My unexpected inheritance came to me as a miracle. At some point, I was suddenly given a golden ticket: the perfect pitch, the natural ability to identify notes by their pitch vibration. I suddenly just knew what note I was hearing, as if I were recognizing colors that I saw. It was like gaining eyesight after a lifetime of blindness! Unexpectedly, I was provided with a key, and a beautiful world of music was suddenly opened up to me. I could write down melodies that I was hearing on paper without pause. And after writing down a multitude of different songs, I saw how all of this music stuff is really put together. It turns out that everything in music is actually quite simple and logical! All one needs is a foothold to see this, and to understand. I started feeling very sorry for those that continued to think that serious music is boring and complicated. More than anything, it made me want to show every person what music really is – to see, and to want to learn. That is when I decided to become a music teacher
My Piano Teacher Valentina Phillipovna (at my last visit to Ukraine in 2008)
At the beginning, I had a harder time with this than the average music prodigy. I collected an entire store of obstacles in music education and inspected them carefully. This became my hobby – an investigation of what teaches how to teach. After learning what I could about teaching and putting theory into practice, I could no longer believe in the accepted methods of pedagogy. I realized that without thinking about what we’re doing, in just a half-hour we can deprive a student of his ‘key to music’ for the rest of his life. Also, even if we might find a way to alleviate some of our hardship during the lesson, it doesn’t necessarily mean that the student will be so lucky!

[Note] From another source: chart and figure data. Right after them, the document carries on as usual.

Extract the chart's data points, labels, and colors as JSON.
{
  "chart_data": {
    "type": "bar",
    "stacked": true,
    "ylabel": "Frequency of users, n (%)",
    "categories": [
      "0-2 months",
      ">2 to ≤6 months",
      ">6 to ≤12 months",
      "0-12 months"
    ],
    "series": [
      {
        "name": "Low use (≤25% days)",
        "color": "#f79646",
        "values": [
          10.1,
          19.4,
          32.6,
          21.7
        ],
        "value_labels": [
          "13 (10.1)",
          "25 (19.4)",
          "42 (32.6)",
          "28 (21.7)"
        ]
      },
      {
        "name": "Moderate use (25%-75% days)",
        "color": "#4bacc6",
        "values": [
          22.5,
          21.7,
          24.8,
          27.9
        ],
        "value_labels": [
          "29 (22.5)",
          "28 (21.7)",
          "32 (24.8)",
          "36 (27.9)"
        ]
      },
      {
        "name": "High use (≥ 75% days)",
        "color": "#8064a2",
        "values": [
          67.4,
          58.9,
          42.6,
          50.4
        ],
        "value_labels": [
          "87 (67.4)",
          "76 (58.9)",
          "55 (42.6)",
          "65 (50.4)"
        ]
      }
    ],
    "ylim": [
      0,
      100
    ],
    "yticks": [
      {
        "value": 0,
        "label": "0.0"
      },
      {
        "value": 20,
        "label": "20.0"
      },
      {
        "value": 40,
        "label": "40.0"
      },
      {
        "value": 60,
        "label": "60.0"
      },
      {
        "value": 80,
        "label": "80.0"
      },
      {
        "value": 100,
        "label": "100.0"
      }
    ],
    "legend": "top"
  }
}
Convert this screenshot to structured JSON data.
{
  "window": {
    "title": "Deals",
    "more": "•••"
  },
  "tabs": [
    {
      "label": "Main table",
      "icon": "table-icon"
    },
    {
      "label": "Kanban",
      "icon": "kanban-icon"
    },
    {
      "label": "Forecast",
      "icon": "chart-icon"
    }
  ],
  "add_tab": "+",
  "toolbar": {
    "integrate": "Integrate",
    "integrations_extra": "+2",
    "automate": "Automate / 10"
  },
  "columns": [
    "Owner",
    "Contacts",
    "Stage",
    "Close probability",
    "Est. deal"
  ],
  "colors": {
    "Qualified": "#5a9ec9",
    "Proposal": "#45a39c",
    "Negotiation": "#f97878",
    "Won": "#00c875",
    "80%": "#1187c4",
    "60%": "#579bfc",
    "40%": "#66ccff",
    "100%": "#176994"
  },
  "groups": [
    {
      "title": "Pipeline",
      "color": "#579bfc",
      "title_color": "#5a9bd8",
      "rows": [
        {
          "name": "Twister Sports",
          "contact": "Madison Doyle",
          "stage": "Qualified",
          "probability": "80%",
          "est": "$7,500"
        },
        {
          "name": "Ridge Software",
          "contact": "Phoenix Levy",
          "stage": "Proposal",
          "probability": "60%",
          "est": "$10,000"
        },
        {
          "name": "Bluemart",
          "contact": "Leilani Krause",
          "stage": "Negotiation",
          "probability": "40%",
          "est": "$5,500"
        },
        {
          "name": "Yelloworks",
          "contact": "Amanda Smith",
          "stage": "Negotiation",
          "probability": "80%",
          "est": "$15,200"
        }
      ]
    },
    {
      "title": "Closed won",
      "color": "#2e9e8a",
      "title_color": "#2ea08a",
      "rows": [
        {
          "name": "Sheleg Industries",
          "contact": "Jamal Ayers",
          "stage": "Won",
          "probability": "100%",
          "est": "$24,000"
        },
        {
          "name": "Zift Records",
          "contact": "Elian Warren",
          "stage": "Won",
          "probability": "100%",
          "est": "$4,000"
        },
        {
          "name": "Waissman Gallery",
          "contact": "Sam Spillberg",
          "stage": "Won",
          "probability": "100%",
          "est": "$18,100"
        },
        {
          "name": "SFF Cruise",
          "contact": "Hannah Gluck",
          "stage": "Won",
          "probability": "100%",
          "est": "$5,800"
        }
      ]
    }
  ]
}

1980. My first students. I came back to my school as a piano/music theory teacher
My difficult childhood with music helped me to find the right questions. What and how are we teaching, and what is the final result of our efforts? Why do we teach in one way, and not in a different one? How is it possible to give a person both the abilities of hearing and play? Of course, I understood perfectly well that not everyone gets the perfect pitch dropped into his or her head from the clouds… but anyone can learn to play music! This means that it’s necessary to seek out many different ‘keys,’ one for every person.